Climate Action

Mainstreaming the low-carbon economy

Twelve months ago, which of the following would have surprised you the most: a group of oil companies writing a public letter asking governments to set a price on carbon? Or a city in oil-rich Texas deciding to switch to 100 per cent renewable energy? Or would it have been one of the world’s largest crude exporting nations saying it could phase out fossil fuels by 2050? But now, all three have come to pass.

  • 14 December 2015
  • William Brittlebank

With climate change firmly accepted as one the greatest challenge of our time, these developments should no longer surprise us: from the likes of BP and Total requesting an international carbon price, to Georgetown, a city in Texas, announcing a switch to renewable energy because it makes business sense, to Saudi Arabia’s oil minister acknowledging that we are reaching the end of the fossil fuel era.

These stories may have made the biggest headlines this year, but they are just a drop in the ocean of unprecedented commitments and actions companies, investors and governments are undertaking to address climate change. The message to policy-makers is clear. The business case is established. The transition to a new, low-carbon economy has begun.

The Peruvian and French Presidents of COP20 and COP21 are bringing these commitments and efforts together under an ‘Action Agenda’. This new, official recognition for non-state actors at the inter-governmental level will catalyse their increased involvement and be one of the most impactful outcomes of the 2015 Paris Climate Change Conference.


A shift in corporate attitudes

When CDP started 15 years ago, the idea that businesses, and not just governments, should account for and take action on anything beyond their financial performance was still alien to many. Now over 822 investors representing more than one-third of the world’s invested capital are requesting companies to disclose environmental risk and opportunities through CDP.

The insights gleaned from these disclosures are enabling decision-makers to see the true picture of corporate environmental impacts, and crucially, are driving action. Measuring, disclosing and managing non-financial data is now mainstream, creating a new bottom line in business.

Measuring, disclosing and managing non-financial data is now mainstream, creating a new bottom line in business

We can see these changes reflected in the increased engagement and dialogue between investors and companies. At the annual general meetings of BP, Shell and Statoil in 2015, a coalition of shareholders called ‘Aiming for A’ put forward resolutions calling on these companies to participate constructively in the transition to a low-carbon economy, and improve disclosure of their climate risk through platforms such as CDP. In a departure from history, these companies backed the shareholder calls and each was voted through with a huge majority.
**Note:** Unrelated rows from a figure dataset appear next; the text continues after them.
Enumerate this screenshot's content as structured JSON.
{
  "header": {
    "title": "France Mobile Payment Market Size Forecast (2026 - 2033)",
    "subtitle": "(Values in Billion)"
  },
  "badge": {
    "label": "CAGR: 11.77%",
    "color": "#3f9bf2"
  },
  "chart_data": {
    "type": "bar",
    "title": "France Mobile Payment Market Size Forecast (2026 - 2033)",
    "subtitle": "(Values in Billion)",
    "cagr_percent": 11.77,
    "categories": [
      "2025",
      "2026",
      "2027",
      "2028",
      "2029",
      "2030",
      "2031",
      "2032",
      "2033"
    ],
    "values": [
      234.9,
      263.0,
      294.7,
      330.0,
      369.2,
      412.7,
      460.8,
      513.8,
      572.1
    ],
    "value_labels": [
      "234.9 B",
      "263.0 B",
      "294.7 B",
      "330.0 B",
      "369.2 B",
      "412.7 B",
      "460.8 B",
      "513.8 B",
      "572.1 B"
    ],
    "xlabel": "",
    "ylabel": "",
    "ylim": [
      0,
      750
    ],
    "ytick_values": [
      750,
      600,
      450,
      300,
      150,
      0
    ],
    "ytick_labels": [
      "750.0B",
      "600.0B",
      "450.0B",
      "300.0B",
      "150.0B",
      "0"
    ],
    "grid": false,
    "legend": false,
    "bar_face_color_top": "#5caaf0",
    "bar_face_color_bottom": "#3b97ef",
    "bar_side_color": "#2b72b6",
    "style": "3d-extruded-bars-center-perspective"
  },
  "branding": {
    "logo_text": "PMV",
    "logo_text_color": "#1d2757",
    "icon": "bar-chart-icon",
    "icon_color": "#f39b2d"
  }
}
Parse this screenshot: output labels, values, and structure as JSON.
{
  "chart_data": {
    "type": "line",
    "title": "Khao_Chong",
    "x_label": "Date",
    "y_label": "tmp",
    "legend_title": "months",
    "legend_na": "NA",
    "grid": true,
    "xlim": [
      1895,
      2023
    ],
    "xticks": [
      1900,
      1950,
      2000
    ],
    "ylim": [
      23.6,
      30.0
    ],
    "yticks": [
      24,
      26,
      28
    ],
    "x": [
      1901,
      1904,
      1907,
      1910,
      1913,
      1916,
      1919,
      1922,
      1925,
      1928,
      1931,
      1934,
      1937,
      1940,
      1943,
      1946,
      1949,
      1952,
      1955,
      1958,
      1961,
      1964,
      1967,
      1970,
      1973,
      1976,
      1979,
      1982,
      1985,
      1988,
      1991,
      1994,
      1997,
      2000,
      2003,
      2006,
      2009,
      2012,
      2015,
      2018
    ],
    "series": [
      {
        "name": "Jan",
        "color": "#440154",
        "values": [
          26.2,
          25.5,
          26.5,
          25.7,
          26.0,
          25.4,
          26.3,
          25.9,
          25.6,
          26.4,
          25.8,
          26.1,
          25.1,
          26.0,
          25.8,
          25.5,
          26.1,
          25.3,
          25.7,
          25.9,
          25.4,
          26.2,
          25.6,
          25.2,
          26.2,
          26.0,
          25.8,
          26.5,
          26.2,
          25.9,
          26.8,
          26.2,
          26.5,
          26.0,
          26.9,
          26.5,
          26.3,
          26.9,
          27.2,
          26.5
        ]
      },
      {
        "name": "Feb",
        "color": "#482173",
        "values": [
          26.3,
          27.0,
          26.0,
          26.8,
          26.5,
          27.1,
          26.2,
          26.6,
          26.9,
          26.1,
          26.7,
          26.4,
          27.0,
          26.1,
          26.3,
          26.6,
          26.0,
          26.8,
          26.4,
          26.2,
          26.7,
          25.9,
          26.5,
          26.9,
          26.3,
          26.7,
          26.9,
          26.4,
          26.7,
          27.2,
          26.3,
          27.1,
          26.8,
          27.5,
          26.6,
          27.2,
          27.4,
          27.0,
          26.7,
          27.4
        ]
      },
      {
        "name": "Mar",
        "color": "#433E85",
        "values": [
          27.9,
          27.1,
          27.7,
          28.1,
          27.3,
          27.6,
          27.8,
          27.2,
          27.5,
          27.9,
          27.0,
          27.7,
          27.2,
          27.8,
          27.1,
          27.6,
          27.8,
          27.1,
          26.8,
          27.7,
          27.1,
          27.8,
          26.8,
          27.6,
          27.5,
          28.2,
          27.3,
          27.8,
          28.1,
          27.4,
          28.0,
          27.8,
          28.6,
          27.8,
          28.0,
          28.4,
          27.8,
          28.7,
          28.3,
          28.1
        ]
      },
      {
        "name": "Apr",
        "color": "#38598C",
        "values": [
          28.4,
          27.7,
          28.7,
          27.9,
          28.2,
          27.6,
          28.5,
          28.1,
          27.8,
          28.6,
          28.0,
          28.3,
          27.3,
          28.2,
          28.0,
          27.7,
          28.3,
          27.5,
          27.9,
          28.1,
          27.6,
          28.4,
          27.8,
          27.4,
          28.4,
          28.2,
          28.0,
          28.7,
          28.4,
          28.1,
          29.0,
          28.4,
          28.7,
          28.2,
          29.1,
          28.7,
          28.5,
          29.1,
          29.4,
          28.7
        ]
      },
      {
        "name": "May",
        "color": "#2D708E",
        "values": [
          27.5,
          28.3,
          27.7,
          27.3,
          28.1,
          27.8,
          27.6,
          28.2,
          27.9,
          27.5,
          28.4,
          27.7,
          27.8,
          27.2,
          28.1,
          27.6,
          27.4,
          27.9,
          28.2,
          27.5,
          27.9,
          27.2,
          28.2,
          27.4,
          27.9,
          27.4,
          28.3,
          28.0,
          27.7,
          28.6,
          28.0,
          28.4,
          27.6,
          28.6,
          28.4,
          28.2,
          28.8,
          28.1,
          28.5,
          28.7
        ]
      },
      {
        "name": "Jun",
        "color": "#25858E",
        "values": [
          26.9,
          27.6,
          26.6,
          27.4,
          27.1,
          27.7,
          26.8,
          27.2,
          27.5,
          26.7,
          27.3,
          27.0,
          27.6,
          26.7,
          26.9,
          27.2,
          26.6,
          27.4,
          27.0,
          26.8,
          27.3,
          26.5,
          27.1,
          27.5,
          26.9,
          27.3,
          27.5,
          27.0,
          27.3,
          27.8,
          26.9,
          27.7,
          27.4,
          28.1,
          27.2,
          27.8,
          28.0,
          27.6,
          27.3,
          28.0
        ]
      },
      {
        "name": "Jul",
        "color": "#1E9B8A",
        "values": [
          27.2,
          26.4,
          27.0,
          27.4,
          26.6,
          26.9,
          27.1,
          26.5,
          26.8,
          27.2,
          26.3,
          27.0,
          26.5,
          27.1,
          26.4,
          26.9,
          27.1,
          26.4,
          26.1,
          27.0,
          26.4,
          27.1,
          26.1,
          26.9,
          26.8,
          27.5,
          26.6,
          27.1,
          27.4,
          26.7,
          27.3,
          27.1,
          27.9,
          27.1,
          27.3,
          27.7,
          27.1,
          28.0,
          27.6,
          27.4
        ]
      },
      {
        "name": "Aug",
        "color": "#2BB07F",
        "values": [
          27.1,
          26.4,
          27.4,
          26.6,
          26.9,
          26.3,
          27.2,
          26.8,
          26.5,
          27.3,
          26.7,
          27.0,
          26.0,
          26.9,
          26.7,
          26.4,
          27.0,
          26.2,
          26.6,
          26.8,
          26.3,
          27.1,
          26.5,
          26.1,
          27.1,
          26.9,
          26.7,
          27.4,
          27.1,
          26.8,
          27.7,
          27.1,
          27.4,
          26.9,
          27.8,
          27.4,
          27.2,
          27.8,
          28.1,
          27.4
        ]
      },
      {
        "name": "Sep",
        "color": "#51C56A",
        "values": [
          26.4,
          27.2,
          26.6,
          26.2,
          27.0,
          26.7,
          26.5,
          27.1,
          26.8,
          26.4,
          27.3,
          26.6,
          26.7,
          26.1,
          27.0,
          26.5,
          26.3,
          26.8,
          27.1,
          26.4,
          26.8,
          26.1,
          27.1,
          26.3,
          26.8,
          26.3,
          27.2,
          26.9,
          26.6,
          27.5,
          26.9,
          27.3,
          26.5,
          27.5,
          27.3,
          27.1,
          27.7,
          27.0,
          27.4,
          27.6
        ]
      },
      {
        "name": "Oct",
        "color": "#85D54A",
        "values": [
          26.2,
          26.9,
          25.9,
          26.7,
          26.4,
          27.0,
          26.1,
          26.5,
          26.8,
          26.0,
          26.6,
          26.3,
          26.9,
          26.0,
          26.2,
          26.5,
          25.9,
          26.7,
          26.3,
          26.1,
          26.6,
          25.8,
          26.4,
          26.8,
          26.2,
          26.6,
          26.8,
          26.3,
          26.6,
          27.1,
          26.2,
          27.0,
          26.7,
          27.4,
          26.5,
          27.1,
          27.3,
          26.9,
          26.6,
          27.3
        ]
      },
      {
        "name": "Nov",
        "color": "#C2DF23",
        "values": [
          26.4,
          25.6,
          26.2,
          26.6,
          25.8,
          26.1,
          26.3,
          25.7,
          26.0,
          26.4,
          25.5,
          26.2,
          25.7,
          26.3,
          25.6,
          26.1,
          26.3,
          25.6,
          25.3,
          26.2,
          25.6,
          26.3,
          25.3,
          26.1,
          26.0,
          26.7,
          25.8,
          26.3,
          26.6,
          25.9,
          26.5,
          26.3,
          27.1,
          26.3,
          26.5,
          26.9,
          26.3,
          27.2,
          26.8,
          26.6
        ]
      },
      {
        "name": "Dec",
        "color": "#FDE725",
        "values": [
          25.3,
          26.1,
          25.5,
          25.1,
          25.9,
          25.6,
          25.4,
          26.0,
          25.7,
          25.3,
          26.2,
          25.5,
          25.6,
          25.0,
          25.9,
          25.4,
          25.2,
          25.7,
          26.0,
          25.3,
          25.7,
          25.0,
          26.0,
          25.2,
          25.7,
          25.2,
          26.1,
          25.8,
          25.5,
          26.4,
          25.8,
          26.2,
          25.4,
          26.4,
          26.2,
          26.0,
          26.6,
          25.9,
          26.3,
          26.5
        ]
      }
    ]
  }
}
So what is driving this unprecedented shift in corporate attitudes? A major factor is the growing body of evidence that connects the dots between sustainability, financial performance and competitive advantage. In 2014 companies using CDP identified savings of over US$53 billion from emissions reduction activities.

Businesses are also discrediting the notion that reducing emissions means falling profits. CDP’s Climate Performance Leadership Index – made up of companies leading the way in action to mitigate climate change – has outperformed the Bloomberg World Index of top companies by 9.6 per cent over the past four years.

The pace and ambition from non-state actors has accelerated since 2014. A vanguard of companies, cities and states and regions is emerging. These front-runners have strived to show policy-makers that not only are they keen to see a robust and ambitious deal secured in Paris, but that they are already taking and benefiting from action.

From setting emission reduction goals that align with limiting global warming to below 2 degrees Celsius, to utilising an internal price on carbon, to working towards procuring 100 per cent of their electricity from renewable sources, the likes of Honda Motor, Iberdrola, the city of Melbourne (pictured), Scotland and many others are embracing the low-carbon future.

As we look beyond Paris, it is clear that momentum and progress must be tracked

The understanding, ambition and potential to scale up non-state actor efforts to mitigate and adapt to climate change has steadily grown over the past fifteen years. As we stand on the cusp of 2016, the world is expecting negotiators in Paris to do one job: pull the policy trigger that will unleash and drive this action.

But as we look beyond Paris, it is clear that momentum and progress must be tracked. This is where we expect to see a new chapter on disclosure begin: it will be up to business, investors, cities and states to write that story.